İsrael’in Mesih’leştiği noktasına geliyoruz. Yani alçaltılmasında hiçbir umut kalmamış gibi olan İsrael, “ölümden sonra yani alçalıştan sonra” çölde RAB’bin fidanı olarak kök veriyordu. Yeni yaşam geliyordu ve bildiğimiz gibi, bu bize İsa Mesih’te ifşa olundu.


Dikkat edilirse 4:3’de alçalış evresini aşanların “kutsal” olarak isimlendirildiği ifade edilmektedir. Pislikten arındırılmış, adil ve ateşten bir ruhla temizlenmiş olanlar bu “kutsal” adını alacaklar. Yani şimdi Mesih’i giyinenler, kalp gözlerinin açılmasıyla Yaratan’ı edinmeyi seçenler Mesih’le ölenler dirilecekler. Ruhsal anlamda, maneviyatta, “ben’lerine gerçekten ölmekle” kutsallığa dirilmiş olacaklar.


Görüldüğü gibi bu, Yeşaya’nın İsrael’e söylediği sözlerin adeta günümüze seslenişidir. İsrael’de “günah bilgisi vardı”, “ibadet vardı”, “dini işler ve karakter de sözüm ona vardı”. Ama Yeşaya her şeye rağmen bir problem olduğunu ilan etti.


Vahiy bölümüne baktığımızda Mesih’in kilisesi olarak, var olan Mesih’e ait topluluklarda “günah bilgisi vardı”, “ibadet vardı”, “Mesih İsa’da dini işler ve hatta karakter de sözüm ona vardı”. Ama Vahiy kitabı 3.bölümde de okuduğumuz gibi, esas olan, yani kalp gözünün tamamen açılmış olması, Mesih’in orada taht kurması, “alma arzusunun” “verme arzusuna” lütfa, ihsana dönüşmesi yoktu. Ne vardı? Günah vardı, yani kişinin kendi rızası için alması, yanlış ve abartı ibadet anlayışı vardı ve tabiî ki, yanlış iman hayatı, karakteri değiştirmeyen iman hayatı vardı. Bütün bunlar bir araya gelince Vahiy bölümünde Mesih’in Ruh’unun, “Laodikya kilisesini uyardığını görüyoruz”.

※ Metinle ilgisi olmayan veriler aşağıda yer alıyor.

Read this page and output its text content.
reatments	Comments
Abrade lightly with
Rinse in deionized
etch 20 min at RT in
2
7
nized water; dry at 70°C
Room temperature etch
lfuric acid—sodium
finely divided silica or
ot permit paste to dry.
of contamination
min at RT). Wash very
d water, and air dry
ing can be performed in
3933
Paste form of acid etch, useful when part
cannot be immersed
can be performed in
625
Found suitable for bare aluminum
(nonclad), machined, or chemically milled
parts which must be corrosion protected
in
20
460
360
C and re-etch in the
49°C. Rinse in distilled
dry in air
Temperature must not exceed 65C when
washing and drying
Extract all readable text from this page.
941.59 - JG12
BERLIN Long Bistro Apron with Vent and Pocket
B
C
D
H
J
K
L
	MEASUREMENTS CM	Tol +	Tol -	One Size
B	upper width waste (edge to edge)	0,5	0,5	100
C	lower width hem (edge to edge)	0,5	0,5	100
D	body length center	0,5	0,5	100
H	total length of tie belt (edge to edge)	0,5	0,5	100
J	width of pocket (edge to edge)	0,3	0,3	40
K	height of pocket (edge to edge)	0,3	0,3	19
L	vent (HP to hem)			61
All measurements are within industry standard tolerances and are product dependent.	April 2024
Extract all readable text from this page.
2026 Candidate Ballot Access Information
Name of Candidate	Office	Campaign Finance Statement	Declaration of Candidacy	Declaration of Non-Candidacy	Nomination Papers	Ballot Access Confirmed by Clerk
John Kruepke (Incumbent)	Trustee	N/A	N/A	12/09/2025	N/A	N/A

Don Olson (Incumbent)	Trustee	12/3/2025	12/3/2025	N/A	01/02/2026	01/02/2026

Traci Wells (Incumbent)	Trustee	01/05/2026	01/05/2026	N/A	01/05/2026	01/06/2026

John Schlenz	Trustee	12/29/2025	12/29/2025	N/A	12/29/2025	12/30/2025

Peki, bütün bunları biliyoruz da, acaba bugün bizler “kilise halkı” olarak gerçekten burada bahsedilen “kutsallar” arasında mıyız? Yoksa bizde hem Yeşaya hem de Vahiy bölümündeki dönemde olan kişiler gibi miyiz? O düzeyde miyiz? İşte bunun farkındalığı için bu izlenimlere bakıyoruz, işte bu nedenle bu metinleri okuyor, hatta daha üzerlerine çıkıp “manayı çalışmaya” gayret ediyoruz.


1.Krallar 8:10, 11’de Yaratan’ın saran ışığının sadece tapınağı doldurduğunu okuyoruz. Ama Yeşaya’nın müjdeli haberinde durumun çok daha farklı olduğunu görüyoruz. Burada Siyon dağının etrafının tamamen Yaratan’ın ışığıyla dolacağından bahsediyor. Yani Yeremya’da duyduğumuz gibi, “kimse RAB’bi bilin diye birbirine öğretmeyecek, çünkü bilecekler”. Ve Efendimizin bahsettiği gibi, “ibadet artık ne o dağda ne bu dağda olacak” (Yuhanna 4:21), çünkü her yer ve her şey Yaratan’a ait olduğunu haykıracak adeta.


Kısacası, alçaltılma mükemmelliği getirecek. Mesih’in haç üzerindeki ölümünün dirilişi, dolayısıyla, bize kurtarışı getirmesi, İsrael’in çöle çıkmasının bize Tora’yı getirmesi gibi. İsrael çöldeyken Mısır’da daha rahat olduğunu bile düşünmüştü. Ve çölde uzun zaman kaldı, neden? Çünkü inişte İsrael’in elden bırakamadığı çok şey vardı, kabının ıslah olması gereken çok kişi vardı.


O zaman, “alma arzumuzu” sıkı sıkıya tutmak yerine kayıplara rağmen tamamen Yaratan’a geri döndürmek, Yaratan’ın ihsanının farkındalığında bize “verme arzusunun” inanılmaz hazzını kazandıracaktır. Bu, Mesih İsa’da karşılıksız sunulmuş lütfun öncelikle kurtuluşu sunması ve bu kurtuluşunda kişinin gayretiyle yaşamının her bir noktasına taşınması şeklidir. Bu da umutta alçaltılmadır. Ve sonucu, “büyük bereketlerle toplanmadır”.